The above described process of realizing emptiness in form and form in emptiness might stretch over a long period of time, years, maybe lifelong. However, the supposedly greatest challenge is to embody our realizations so that they inform our actions – a journey without any end to it.
Spiritual opening or insight can occur spontaneously or through spiritual practice. If we deal with it wisely, it is going to facilitate realignment towards the essential, towards the Self. However, spiritual insight doesn’t resolve our psychological problems and doesn’t heal our trauma. The spiritual and the psychological / emotional lines of development are distinct lines even though they interact. Spiritual insight can accelerate psychological growth and trauma on the other hand can promote spiritual opening. The more we are traumatized – or the more we sensitively react to hurtful influence – the more “holes” we’ve potentially got in our “psychological framework”. The “light of insight” shines through those holes, we can access unconscious realms more easily. Trauma might help us to gain inner complexity but at the same time makes it harder to deal with that complexity. Spiritual opening will cause unprocessed trauma to come up on the surface. If the trauma is massive and we’re unprepared to deal with that massiveness, it will overwhelm us. It might not be possible to stay anchored in the present and turn to our wounds. Dissociation – an emergency protection mechanism – will lead to a separation from ourselves and our environment instead of us feeling more connected. In extreme cases it might lead into psychosis. Processing is going to need a lot of time and patience – the more intense our wounds are, the more effort it might take. Above all, dissociation needs to be interrupted, we have to learn to get grounded in a new way.

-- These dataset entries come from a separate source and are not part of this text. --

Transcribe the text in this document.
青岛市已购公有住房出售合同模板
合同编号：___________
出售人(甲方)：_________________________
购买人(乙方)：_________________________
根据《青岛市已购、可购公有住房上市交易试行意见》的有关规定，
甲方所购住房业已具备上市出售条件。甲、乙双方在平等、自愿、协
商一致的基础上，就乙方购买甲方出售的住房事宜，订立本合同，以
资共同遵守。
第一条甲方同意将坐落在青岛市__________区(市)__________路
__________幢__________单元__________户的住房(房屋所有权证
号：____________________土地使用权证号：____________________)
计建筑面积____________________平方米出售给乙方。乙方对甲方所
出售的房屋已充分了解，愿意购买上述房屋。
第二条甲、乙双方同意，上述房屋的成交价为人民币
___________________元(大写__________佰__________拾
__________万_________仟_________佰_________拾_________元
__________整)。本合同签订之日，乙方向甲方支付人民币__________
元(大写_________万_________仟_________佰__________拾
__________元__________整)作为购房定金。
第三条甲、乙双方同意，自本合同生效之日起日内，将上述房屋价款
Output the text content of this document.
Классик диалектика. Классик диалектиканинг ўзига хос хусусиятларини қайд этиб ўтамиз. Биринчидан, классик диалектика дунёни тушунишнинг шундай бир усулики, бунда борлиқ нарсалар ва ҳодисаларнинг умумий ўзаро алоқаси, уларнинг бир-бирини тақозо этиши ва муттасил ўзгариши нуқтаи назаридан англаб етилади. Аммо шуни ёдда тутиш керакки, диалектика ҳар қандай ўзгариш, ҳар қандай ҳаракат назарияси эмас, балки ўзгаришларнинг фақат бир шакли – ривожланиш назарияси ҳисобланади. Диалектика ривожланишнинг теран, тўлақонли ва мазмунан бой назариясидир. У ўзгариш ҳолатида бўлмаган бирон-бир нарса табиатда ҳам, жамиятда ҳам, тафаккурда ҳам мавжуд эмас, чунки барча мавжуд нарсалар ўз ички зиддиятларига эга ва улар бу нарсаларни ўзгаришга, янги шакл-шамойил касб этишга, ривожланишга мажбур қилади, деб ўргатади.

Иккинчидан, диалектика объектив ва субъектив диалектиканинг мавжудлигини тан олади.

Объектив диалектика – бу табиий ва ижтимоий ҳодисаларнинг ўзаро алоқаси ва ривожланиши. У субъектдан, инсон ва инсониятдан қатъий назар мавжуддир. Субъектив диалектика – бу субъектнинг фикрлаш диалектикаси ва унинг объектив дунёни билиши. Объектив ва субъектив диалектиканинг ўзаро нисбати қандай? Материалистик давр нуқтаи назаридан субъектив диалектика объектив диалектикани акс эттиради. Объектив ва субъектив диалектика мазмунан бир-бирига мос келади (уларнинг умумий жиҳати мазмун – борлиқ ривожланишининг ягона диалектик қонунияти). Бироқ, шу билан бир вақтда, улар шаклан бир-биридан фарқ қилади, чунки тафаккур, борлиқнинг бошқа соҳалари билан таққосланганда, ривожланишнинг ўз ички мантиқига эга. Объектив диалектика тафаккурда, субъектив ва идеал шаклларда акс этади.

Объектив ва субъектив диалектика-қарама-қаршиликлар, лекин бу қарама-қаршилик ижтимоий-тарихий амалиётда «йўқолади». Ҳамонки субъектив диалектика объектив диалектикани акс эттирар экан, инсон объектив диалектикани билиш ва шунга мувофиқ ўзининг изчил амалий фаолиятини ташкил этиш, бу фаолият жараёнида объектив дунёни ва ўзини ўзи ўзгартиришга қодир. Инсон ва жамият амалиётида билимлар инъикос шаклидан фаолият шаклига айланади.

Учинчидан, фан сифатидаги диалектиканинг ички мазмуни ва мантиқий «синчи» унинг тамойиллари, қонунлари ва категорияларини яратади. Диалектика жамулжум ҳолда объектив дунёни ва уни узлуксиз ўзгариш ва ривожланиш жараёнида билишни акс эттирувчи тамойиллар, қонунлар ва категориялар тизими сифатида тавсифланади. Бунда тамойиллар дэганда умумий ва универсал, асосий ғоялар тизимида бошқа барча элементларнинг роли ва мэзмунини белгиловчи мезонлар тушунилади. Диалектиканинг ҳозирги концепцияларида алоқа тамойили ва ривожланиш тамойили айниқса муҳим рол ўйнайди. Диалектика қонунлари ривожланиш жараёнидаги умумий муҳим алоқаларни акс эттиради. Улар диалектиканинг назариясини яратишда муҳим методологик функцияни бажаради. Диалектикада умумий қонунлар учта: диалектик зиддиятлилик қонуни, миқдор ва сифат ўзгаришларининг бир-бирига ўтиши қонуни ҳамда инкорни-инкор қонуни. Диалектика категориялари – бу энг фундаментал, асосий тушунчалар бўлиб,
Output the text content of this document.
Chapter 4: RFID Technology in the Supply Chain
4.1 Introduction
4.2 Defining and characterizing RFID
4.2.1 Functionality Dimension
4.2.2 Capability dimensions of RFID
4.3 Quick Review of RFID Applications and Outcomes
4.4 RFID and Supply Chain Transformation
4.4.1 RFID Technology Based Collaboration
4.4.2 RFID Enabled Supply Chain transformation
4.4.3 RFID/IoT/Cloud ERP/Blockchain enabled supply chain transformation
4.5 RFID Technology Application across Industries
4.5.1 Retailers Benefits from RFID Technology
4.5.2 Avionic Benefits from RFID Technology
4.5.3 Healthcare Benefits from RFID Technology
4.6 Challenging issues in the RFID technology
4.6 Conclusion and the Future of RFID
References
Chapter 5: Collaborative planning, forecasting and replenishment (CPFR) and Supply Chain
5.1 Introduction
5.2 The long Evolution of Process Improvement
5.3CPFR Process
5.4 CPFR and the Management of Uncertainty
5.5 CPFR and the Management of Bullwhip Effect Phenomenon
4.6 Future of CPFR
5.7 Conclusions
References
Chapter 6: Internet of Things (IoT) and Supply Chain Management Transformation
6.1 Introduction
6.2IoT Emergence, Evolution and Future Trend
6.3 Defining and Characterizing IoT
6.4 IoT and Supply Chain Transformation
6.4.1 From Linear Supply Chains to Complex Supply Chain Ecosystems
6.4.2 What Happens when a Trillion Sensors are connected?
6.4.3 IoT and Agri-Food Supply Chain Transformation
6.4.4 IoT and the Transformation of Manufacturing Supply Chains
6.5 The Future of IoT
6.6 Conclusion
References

In spiritual contexts, trauma coming up on the surface and mechanisms of dissociation tend to be ignored as there might be little knowledge about it, sometimes with fatal results. Some spiritual practices even enhance dissociative tendencies or teach dissociative perception – for example meditation practices that aim at developing equanimity in the sense that emotions are seen as something lower that you should want to get rid of. Additionally, dissociation and disidentification tend to be mixed up, but they fundamentally differ in their characters: In dissociation we escape into a parallel world, we lose contact, grounding and relation to reality. In disidentification we are more in contact as we’re less limited by our thought structures – we are more open, softer, more flexible, closer to life. We step out of our stories about life and ourselves and become more open to actually experiencing it. It might take quite a while until the changes through disidentification are reflected and experienced that way, though, as mind and body need time to adjust.
If we embark on that kind of spiritual journey, learning how to discern between disidentification and dissociation will be helpful. Likewise, learning how to discern between the spiritual and the psychological lines of development will be crucial. Thus we will become capable of distinguishing trauma that needs our attention from the kind of emotional turbulence that is a direct byproduct of spiritual insight. This might be difficult without support – especially because of the chaotic and challenging nature of the process. A person equal to us with enough sensitivity and respect for the vulnerability of our situation will be supportive – a person who gives space without intervening but still offers their perceptions in order to locate the approximate standpoints on the spiritual and psychological inner maps together. Hence we will be able to learn how to accept our vulnerability and fallibility as only in their faces we become human, reveal our true beauty and develop profound compassion for ourselves and others.